Getting things done in India, after all, requires far more than grand ideas and capital. The British, before they left their prized colony, established a civil administrative service now known as the IAS (Indian Administrative Service)—the bureaucracy that makes things run and implements plans. The IAS personnel are chosen through a highly selective process, and are very bright and ambitious technocrats. But they are also very poorly paid. They are the gatekeepers that monitor and control access to the ministers and the politicians. In any large bureaucracy, controlling such access is a source of power. And power in the hands of poorly compensated, but highly talented, people invites corruption and inefficiency. For example, when I have tried to approach ministers with some reasonable ideas on how we can use technology for financial inclusion and women safety, the ministers have received them with enthusiasm, but the gatekeepers’ follow-up responses have varied from a lack of urgency to utter indifference.

It is no surprise that India ranks 142 out of 189 in the “ease of doing business” ranking complied and published by the World Bank. Though Modi has promised that he will work on improving this ranking, it is not clear what he has done or can do to diminish the bureaucratic gridlock that often confronts those wanting to do business in India as well as those who want to implement innovative social initiatives that can improve welfare across the country.

In addition to India’s notorious IAS-inspired red tape, excessive nationalism is another stumbling block standing in the way of the nation’s development. While the United States (and its tech sector) is a prime example of a nation that benefits from importing talent and ideas from elsewhere, India’s political culture resists even the re-importation of successful entrepreneurs of Indian heritage.

Modi needs to encourage talented Indians to come home, and in some cases join the government, but there are many vested interests who oppose the appointment of such people, arguing that anyone holding a position of power must be a citizen of India. And this becomes a circular argument (such are the ways of bureaucratic nonsense) because India does not allow dual citizenship, so many talented people of Indian origin worth attracting in this country are naturalized U.S. citizens who’ve since had to renounce their Indian citizenship. Sam Pitroda, a telecom visionary and entrepreneur who was invited by Prime Minister Rajiv Gandhi in the late 1980s to reform the antiquated telecom industry, had to renounce his U.S. citizenship to be given an important role in the government.

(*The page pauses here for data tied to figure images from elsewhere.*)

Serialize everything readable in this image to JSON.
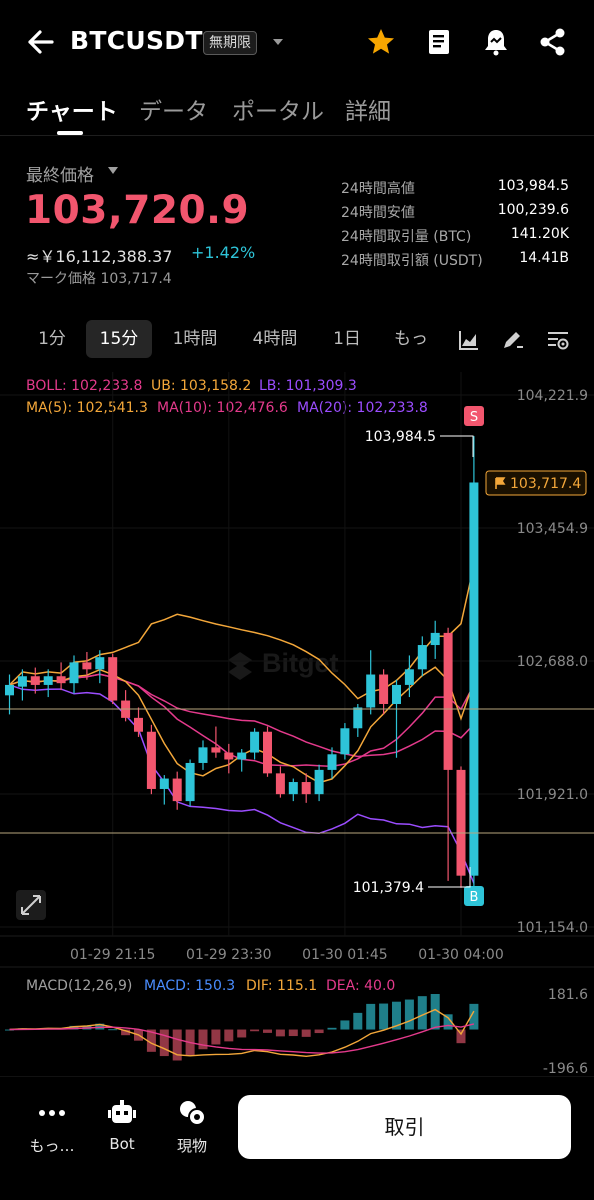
{
  "header": {
    "symbol": "BTCUSDT",
    "badge": "無期限",
    "icons": [
      "back-arrow-icon",
      "star-icon",
      "notebook-icon",
      "alert-bell-icon",
      "share-icon"
    ],
    "star_color": "#f7a600"
  },
  "tabs": [
    {
      "label": "チャート",
      "active": true
    },
    {
      "label": "データ"
    },
    {
      "label": "ポータル"
    },
    {
      "label": "詳細"
    }
  ],
  "price": {
    "label": "最終価格",
    "last": "103,720.9",
    "approx": "≈￥16,112,388.37",
    "change": "+1.42%",
    "mark": "マーク価格 103,717.4",
    "up_color": "#2ec4d8",
    "down_color": "#f2566e"
  },
  "stats": [
    {
      "label": "24時間高値",
      "value": "103,984.5"
    },
    {
      "label": "24時間安値",
      "value": "100,239.6"
    },
    {
      "label": "24時間取引量 (BTC)",
      "value": "141.20K"
    },
    {
      "label": "24時間取引額 (USDT)",
      "value": "14.41B"
    }
  ],
  "intervals": [
    {
      "label": "1分"
    },
    {
      "label": "15分",
      "active": true
    },
    {
      "label": "1時間"
    },
    {
      "label": "4時間"
    },
    {
      "label": "1日"
    },
    {
      "label": "もっ"
    }
  ],
  "indicators": {
    "boll": "BOLL: 102,233.8",
    "ub": "UB: 103,158.2",
    "lb": "LB: 101,309.3",
    "ma5": "MA(5): 102,541.3",
    "ma10": "MA(10): 102,476.6",
    "ma20": "MA(20): 102,233.8",
    "macd_title": "MACD(12,26,9)",
    "macd": "MACD: 150.3",
    "dif": "DIF: 115.1",
    "dea": "DEA: 40.0"
  },
  "chart": {
    "high_label": "103,984.5",
    "low_label": "101,379.4",
    "current_label": "103,717.4",
    "sell_marker": "S",
    "buy_marker": "B",
    "watermark": "Bitget"
  },
  "chart_data": {
    "type": "candlestick",
    "y_ticks": [
      "104,221.9",
      "103,454.9",
      "102,688.0",
      "101,921.0",
      "101,154.0"
    ],
    "ylim": [
      101154.0,
      104221.9
    ],
    "x_ticks": [
      "01-29 21:15",
      "01-29 23:30",
      "01-30 01:45",
      "01-30 04:00"
    ],
    "interval": "15分",
    "candles": [
      {
        "o": 102490,
        "h": 102610,
        "l": 102380,
        "c": 102550
      },
      {
        "o": 102540,
        "h": 102640,
        "l": 102460,
        "c": 102600
      },
      {
        "o": 102600,
        "h": 102650,
        "l": 102500,
        "c": 102550
      },
      {
        "o": 102550,
        "h": 102640,
        "l": 102480,
        "c": 102600
      },
      {
        "o": 102600,
        "h": 102680,
        "l": 102520,
        "c": 102560
      },
      {
        "o": 102560,
        "h": 102720,
        "l": 102500,
        "c": 102680
      },
      {
        "o": 102680,
        "h": 102740,
        "l": 102580,
        "c": 102640
      },
      {
        "o": 102640,
        "h": 102750,
        "l": 102560,
        "c": 102710
      },
      {
        "o": 102710,
        "h": 102730,
        "l": 102440,
        "c": 102460
      },
      {
        "o": 102460,
        "h": 102520,
        "l": 102340,
        "c": 102360
      },
      {
        "o": 102360,
        "h": 102420,
        "l": 102250,
        "c": 102280
      },
      {
        "o": 102280,
        "h": 102320,
        "l": 101920,
        "c": 101950
      },
      {
        "o": 101950,
        "h": 102030,
        "l": 101860,
        "c": 102010
      },
      {
        "o": 102010,
        "h": 102050,
        "l": 101830,
        "c": 101880
      },
      {
        "o": 101880,
        "h": 102120,
        "l": 101850,
        "c": 102100
      },
      {
        "o": 102100,
        "h": 102230,
        "l": 102060,
        "c": 102190
      },
      {
        "o": 102190,
        "h": 102310,
        "l": 102130,
        "c": 102160
      },
      {
        "o": 102160,
        "h": 102210,
        "l": 102040,
        "c": 102120
      },
      {
        "o": 102120,
        "h": 102180,
        "l": 102050,
        "c": 102160
      },
      {
        "o": 102160,
        "h": 102300,
        "l": 102120,
        "c": 102280
      },
      {
        "o": 102280,
        "h": 102310,
        "l": 102020,
        "c": 102040
      },
      {
        "o": 102040,
        "h": 102080,
        "l": 101900,
        "c": 101920
      },
      {
        "o": 101920,
        "h": 102010,
        "l": 101880,
        "c": 101990
      },
      {
        "o": 101990,
        "h": 102040,
        "l": 101870,
        "c": 101920
      },
      {
        "o": 101920,
        "h": 102090,
        "l": 101880,
        "c": 102060
      },
      {
        "o": 102060,
        "h": 102190,
        "l": 102010,
        "c": 102150
      },
      {
        "o": 102150,
        "h": 102330,
        "l": 102120,
        "c": 102300
      },
      {
        "o": 102300,
        "h": 102440,
        "l": 102250,
        "c": 102420
      },
      {
        "o": 102420,
        "h": 102750,
        "l": 102380,
        "c": 102610
      },
      {
        "o": 102610,
        "h": 102640,
        "l": 102380,
        "c": 102440
      },
      {
        "o": 102440,
        "h": 102580,
        "l": 102130,
        "c": 102550
      },
      {
        "o": 102550,
        "h": 102720,
        "l": 102480,
        "c": 102640
      },
      {
        "o": 102640,
        "h": 102830,
        "l": 102600,
        "c": 102780
      },
      {
        "o": 102780,
        "h": 102920,
        "l": 102700,
        "c": 102850
      },
      {
        "o": 102850,
        "h": 102880,
        "l": 101420,
        "c": 102060
      },
      {
        "o": 102060,
        "h": 102080,
        "l": 101380,
        "c": 101450
      },
      {
        "o": 101450,
        "h": 103984.5,
        "l": 101379.4,
        "c": 103717.4
      }
    ],
    "macd_ticks": [
      "181.6",
      "-196.6"
    ],
    "macd_ylim": [
      -196.6,
      181.6
    ]
  },
  "bottom": {
    "more": "もっ…",
    "bot": "Bot",
    "spot": "現物",
    "trade": "取引"
  }
}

Political interests in India tend to be rather parochial. The governor of the Reserve Bank of India, Raghuram Rajan, is universally regarded as one of the most talented central bankers in the world, yet he faces a constant threat of removal, or non-renewal to the position, by narrow-minded political interests in the Prime Minister Modi’s ruling party BJP who resent his resolute independence and view him as an outsider. This despite the fact that Rajan, who was appointed by the previous prime minister from another party, did maintain his Indian citizenship when he lived in the U.S. as a renowned academic at the University of Chicago for many years. So far, Modi deserves credit for holding onto Rajan in the face of tremendous pressure to make a change.

Modi, and India more broadly, should invite some of his nation’s impressive diaspora to go home. With economic incentives, political license, and the freedom to implement ideas, their investments would help more than a billion people. The brain-drain from India to the U.S. over many decades now has the potential to turn into a brain-gain for India.